Although he has never tried expressing his creative best on digital devices but is far from being a technologically challenged old man.
"For example, I know the post office work you do on computer. I attend and reply my emails. I do whatever I can.
There is no denial to the existence of computers," he says.
When it comes to reading also, Gulzar prefers the good old hard copy.
"I read books, physical books. I am comfortable with it, I can carry it. It is my habit. I am not expecting you to do it as well. I am not used to it (reading e-books) but it is probably much easier," the poet, who has also directed Hindi films like "Aandhi", "Khushboo", "Mausam" and "Angoor", says.
A part of his process to stay contemporary with the changing times is to hold the hands of the younger generation and follow them.
"The younger generation is leading me.

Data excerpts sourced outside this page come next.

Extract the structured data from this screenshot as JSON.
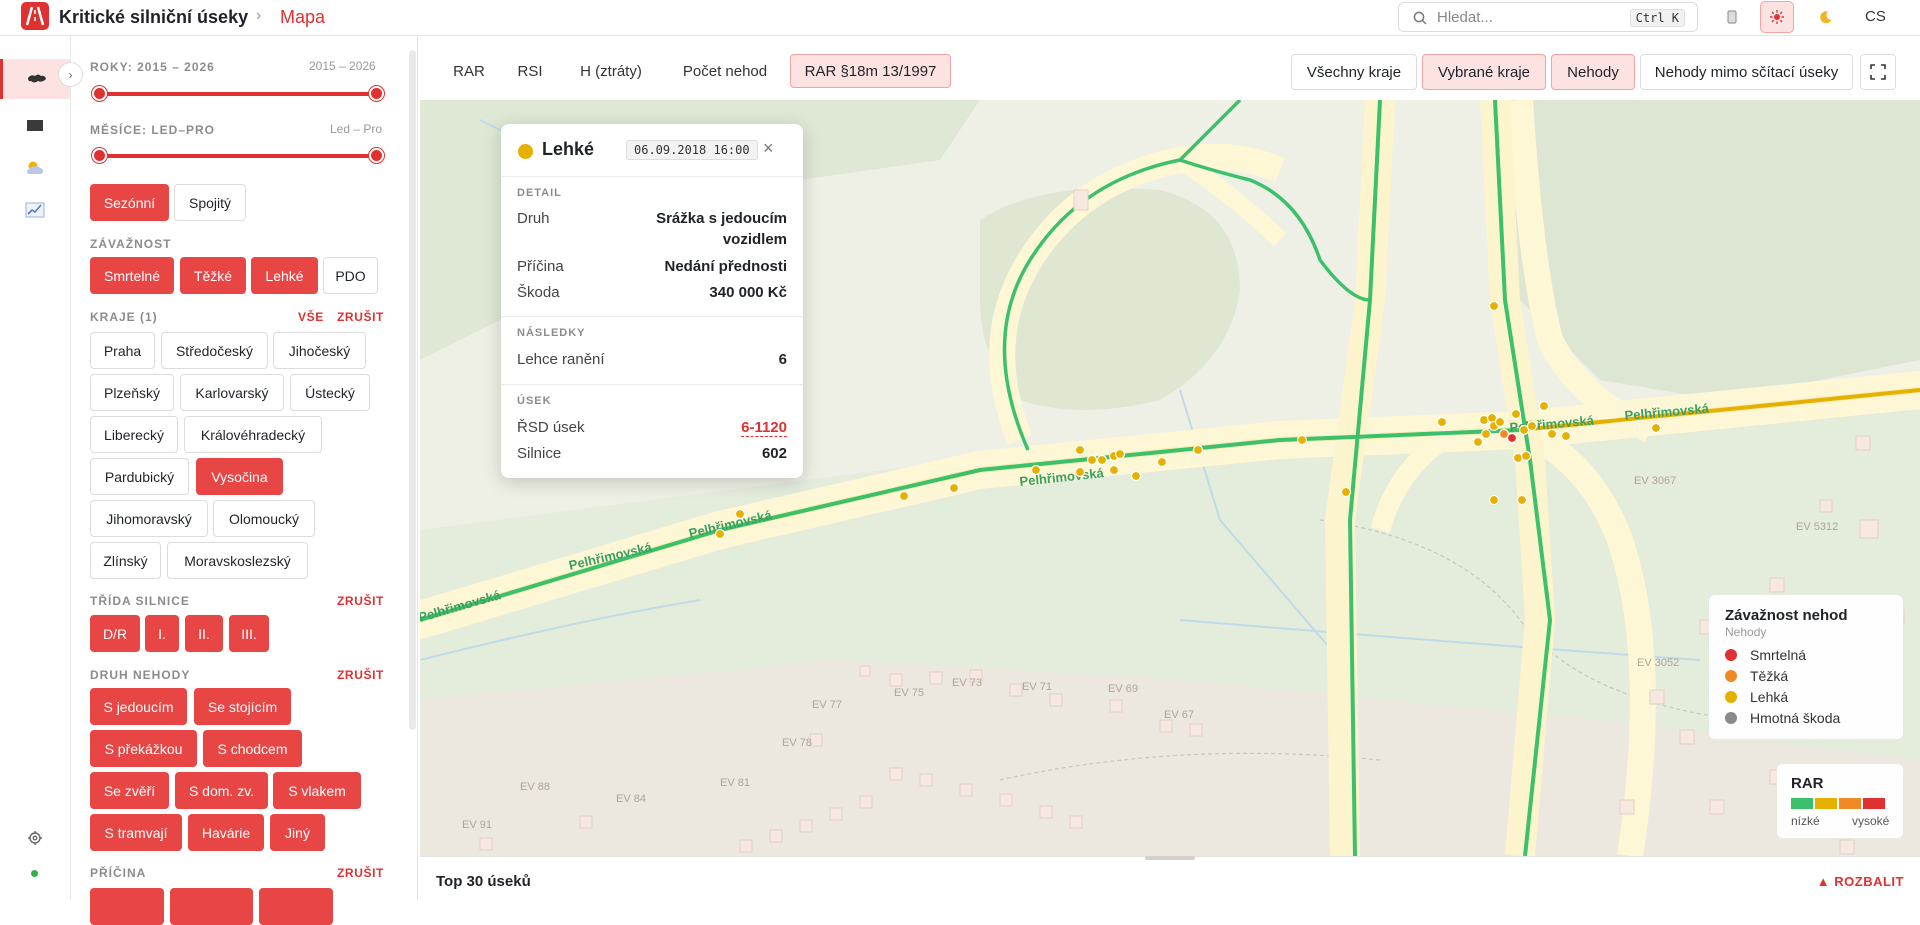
{
  "header": {
    "app_title": "Kritické silniční úseky",
    "breadcrumb_sep": "›",
    "breadcrumb_current": "Mapa",
    "search_placeholder": "Hledat...",
    "search_shortcut": "Ctrl K",
    "language": "CS",
    "brand_color": "#e03131"
  },
  "rail": {
    "items": [
      "map-icon",
      "table-icon",
      "weather-icon",
      "chart-icon"
    ],
    "settings_icon": "gear-icon",
    "status_color": "#2fb344"
  },
  "filters": {
    "years": {
      "label": "ROKY: 2015 – 2026",
      "range_text": "2015 – 2026"
    },
    "months": {
      "label": "MĚSÍCE: LED–PRO",
      "range_text": "Led – Pro"
    },
    "mode": {
      "seasonal": "Sezónní",
      "continuous": "Spojitý"
    },
    "severity": {
      "label": "ZÁVAŽNOST",
      "options": [
        "Smrtelné",
        "Těžké",
        "Lehké",
        "PDO"
      ]
    },
    "regions": {
      "label": "KRAJE (1)",
      "all": "VŠE",
      "clear": "ZRUŠIT",
      "options": [
        "Praha",
        "Středočeský",
        "Jihočeský",
        "Plzeňský",
        "Karlovarský",
        "Ústecký",
        "Liberecký",
        "Královéhradecký",
        "Pardubický",
        "Vysočina",
        "Jihomoravský",
        "Olomoucký",
        "Zlínský",
        "Moravskoslezský"
      ]
    },
    "road_class": {
      "label": "TŘÍDA SILNICE",
      "clear": "ZRUŠIT",
      "options": [
        "D/R",
        "I.",
        "II.",
        "III."
      ]
    },
    "accident_type": {
      "label": "DRUH NEHODY",
      "clear": "ZRUŠIT",
      "options": [
        "S jedoucím",
        "Se stojícím",
        "S překážkou",
        "S chodcem",
        "Se zvěří",
        "S dom. zv.",
        "S vlakem",
        "S tramvají",
        "Havárie",
        "Jiný"
      ]
    },
    "cause": {
      "label": "PŘÍČINA",
      "clear": "ZRUŠIT"
    }
  },
  "map_tabs": {
    "metrics": [
      "RAR",
      "RSI",
      "H (ztráty)",
      "Počet nehod",
      "RAR §18m 13/1997"
    ],
    "scopes": [
      "Všechny kraje",
      "Vybrané kraje",
      "Nehody",
      "Nehody mimo sčítací úseky"
    ]
  },
  "map_labels": {
    "streets": [
      "Pelhřimovská",
      "Pelhřimovská",
      "Pelhřimovská",
      "Pelhřimovská",
      "Pelhřimovská",
      "Pelhřimovská"
    ],
    "addresses": [
      "EV 3067",
      "EV 5312",
      "EV 3052",
      "EV 77",
      "EV 75",
      "EV 73",
      "EV 71",
      "EV 69",
      "EV 67",
      "EV 78",
      "EV 88",
      "EV 84",
      "EV 81",
      "EV 91"
    ]
  },
  "popup": {
    "title": "Lehké",
    "date": "06.09.2018 16:00",
    "close": "×",
    "detail_label": "DETAIL",
    "type_key": "Druh",
    "type_val_line1": "Srážka s jedoucím",
    "type_val_line2": "vozidlem",
    "cause_key": "Příčina",
    "cause_val": "Nedání přednosti",
    "damage_key": "Škoda",
    "damage_val": "340 000 Kč",
    "consequences_label": "NÁSLEDKY",
    "injury_key": "Lehce ranění",
    "injury_val": "6",
    "segment_label": "ÚSEK",
    "rsd_key": "ŘSD úsek",
    "rsd_val": "6-1120",
    "road_key": "Silnice",
    "road_val": "602",
    "severity_color": "#e5b000"
  },
  "legend": {
    "title": "Závažnost nehod",
    "subtitle": "Nehody",
    "items": [
      {
        "label": "Smrtelná",
        "color": "#e03131"
      },
      {
        "label": "Těžká",
        "color": "#f08a24"
      },
      {
        "label": "Lehká",
        "color": "#e5b000"
      },
      {
        "label": "Hmotná škoda",
        "color": "#8a8a8a"
      }
    ]
  },
  "rar_legend": {
    "title": "RAR",
    "low": "nízké",
    "high": "vysoké",
    "colors": [
      "#3cc06b",
      "#e5b000",
      "#f08a24",
      "#e03131"
    ]
  },
  "bottom": {
    "title": "Top 30 úseků",
    "expand": "▲ ROZBALIT"
  }
}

There was a time probably when I was holding their hands now they are holding my hands," Gulzar says explaining how he learnt using mobile phones from his grandson.
Born in 1934 in Jhelum, now in Pakistan, his family had shifted to India after partition.
"Partition happened in my life but do you think I should be living in partition? I have seen it but as India has moved further and as a generation has moved further I am also moving further. There is no sense of me living in the past but there is no denial to the past," he says when asked whether nostalgia of the past dominates his thoughts.
"You carry your past with you because the present comes from the past but you can't live with the past," Gulzar signs off.